General Electric Company (Ticker Symbol: GE) released its second quarter earnings report that came in better than expected while raising its yearly guidance. The company reported an earnings per share beat of .17 cents per share vs. Wall Street analysts’ estimates of .12 cents per share. Additionally, General Electric reported a revenue beat of $28.83 billion vs. Wall Street analysts’ expectations of $28.68 billion. The American multinational conglomerate also raised its 2019 earnings forecast from .50 to .60 cents per share to .55 to .65 cents per share.
General Electric’s industrial free cash flow, one of the most closely watched metrics by investors, reported for the second quarter was negative one billion dollars, which was near the higher end of Wall Street analysts’ expectations. Industrial free cash flow shows the amount of money the company has left after paying for operating expenses and capital spending. General Electric raised its guidance for its 2019 industrial free cash flow from negative $2 billion-Flat ($0) to a range between negative $1 billion to $1 billion. The company stated that the cash flow for the quarter was helped by improvements in its power business.
Above is a chart of General Electric stock over the past 20 months. The stock started off 2018 in a massive downtrend from the year prior. General Electric eventually found some support in the second quarter of 2018 around the $12.00 level while forming a descending triangle pattern over the next six months. In a descending triangle, the bottom part of the triangle appears flat and the top part of the triangle has a downward slant. Buyers come in at the lows and prices move higher up. Prices make a lower high, which brings in more sellers and prices retest the old lows. General Electric broke out of this pattern to the downside in November of 2019, led by a disappointing fourth quarter earnings report.
The stock broke out of that pattern and began to trade lower until finding support around the $6.50 price level.
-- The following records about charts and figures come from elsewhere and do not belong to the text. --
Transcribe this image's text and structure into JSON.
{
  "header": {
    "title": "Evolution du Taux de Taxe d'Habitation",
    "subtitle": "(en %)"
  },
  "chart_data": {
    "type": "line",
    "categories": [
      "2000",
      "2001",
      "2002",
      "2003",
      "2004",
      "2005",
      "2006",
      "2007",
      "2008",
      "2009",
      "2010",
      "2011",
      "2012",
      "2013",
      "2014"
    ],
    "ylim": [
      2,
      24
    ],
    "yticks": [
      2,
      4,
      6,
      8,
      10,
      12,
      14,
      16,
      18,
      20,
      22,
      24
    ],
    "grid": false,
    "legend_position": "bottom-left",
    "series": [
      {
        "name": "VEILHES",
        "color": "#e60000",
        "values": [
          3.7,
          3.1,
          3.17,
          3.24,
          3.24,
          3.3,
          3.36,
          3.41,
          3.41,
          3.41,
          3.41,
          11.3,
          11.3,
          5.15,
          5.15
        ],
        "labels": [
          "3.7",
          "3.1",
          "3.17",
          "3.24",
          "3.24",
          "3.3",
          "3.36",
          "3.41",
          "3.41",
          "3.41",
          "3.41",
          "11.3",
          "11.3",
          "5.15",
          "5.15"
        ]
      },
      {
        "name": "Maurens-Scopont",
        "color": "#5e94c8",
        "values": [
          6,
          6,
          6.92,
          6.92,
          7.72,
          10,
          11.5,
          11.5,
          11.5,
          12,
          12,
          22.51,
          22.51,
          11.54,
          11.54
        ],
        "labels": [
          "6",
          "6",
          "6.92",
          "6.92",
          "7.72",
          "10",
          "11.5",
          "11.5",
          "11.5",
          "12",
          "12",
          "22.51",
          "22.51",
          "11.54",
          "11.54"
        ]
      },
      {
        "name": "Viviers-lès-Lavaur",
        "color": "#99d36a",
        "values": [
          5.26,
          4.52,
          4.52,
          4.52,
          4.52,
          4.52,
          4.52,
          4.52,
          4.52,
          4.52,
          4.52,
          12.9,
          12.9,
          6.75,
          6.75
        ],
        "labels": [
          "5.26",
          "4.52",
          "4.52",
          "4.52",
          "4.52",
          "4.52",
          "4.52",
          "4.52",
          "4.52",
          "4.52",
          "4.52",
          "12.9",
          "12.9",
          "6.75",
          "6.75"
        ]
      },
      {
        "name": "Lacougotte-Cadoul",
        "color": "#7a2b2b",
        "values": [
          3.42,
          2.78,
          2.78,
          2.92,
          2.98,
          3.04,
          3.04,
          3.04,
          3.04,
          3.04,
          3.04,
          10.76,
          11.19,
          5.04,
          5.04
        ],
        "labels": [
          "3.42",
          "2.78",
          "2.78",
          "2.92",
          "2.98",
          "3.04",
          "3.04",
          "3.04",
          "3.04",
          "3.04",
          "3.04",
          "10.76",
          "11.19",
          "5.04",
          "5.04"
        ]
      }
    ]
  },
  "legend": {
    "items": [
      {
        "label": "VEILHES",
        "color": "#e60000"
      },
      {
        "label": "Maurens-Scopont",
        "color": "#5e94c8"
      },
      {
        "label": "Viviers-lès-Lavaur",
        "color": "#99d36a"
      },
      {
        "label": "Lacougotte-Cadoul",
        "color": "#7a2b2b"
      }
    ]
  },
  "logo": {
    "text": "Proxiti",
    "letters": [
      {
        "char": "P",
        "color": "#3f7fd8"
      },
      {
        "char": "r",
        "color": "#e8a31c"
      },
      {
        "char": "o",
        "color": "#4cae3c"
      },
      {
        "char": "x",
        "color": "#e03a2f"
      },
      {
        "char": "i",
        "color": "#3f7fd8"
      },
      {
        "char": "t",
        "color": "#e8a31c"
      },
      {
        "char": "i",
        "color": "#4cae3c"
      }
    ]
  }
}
General Electric began to form a Double Bottom reversal pattern. A Double Bottom occurs when the price of an asset reaches a low price, has a small rally, then retests that low failing to break below it. The pattern is confirmed once it breaks above the high between the two prior lows. General Electric broke out of that pattern and began to rally nearly 40%. Since then, the stock has been trading within a horizontal channel between the prices of roughly $9.00 and $10.75.
(Chart above courtesy of www.tipranks.com)
Based on a survey of 11 analysts offering 12-month price targets, the average price target for General Electric’s stock is $10.56. According to that number, the stock is priced at a discount relative to Wall Street’s analysts and could be considered undervalued around current levels near $9.03.
Investors traditionally flocked to the American staple for its dividend but General Electric cut that dividend in October of 2018 from .12 cents per share quarterly to .01 cent per share. News came out today from Bernie Madoff whistleblower Harry Markopolos, following the conclusion of a 7-month investigation into General Electric’s financial and accounting statements, as he stated that, “General Electric is a bigger fraud than Enron.” This statement immediately sent the stock lower. Investors in the space should look to GE’s next earnings release on October 30th for fresh news within the company.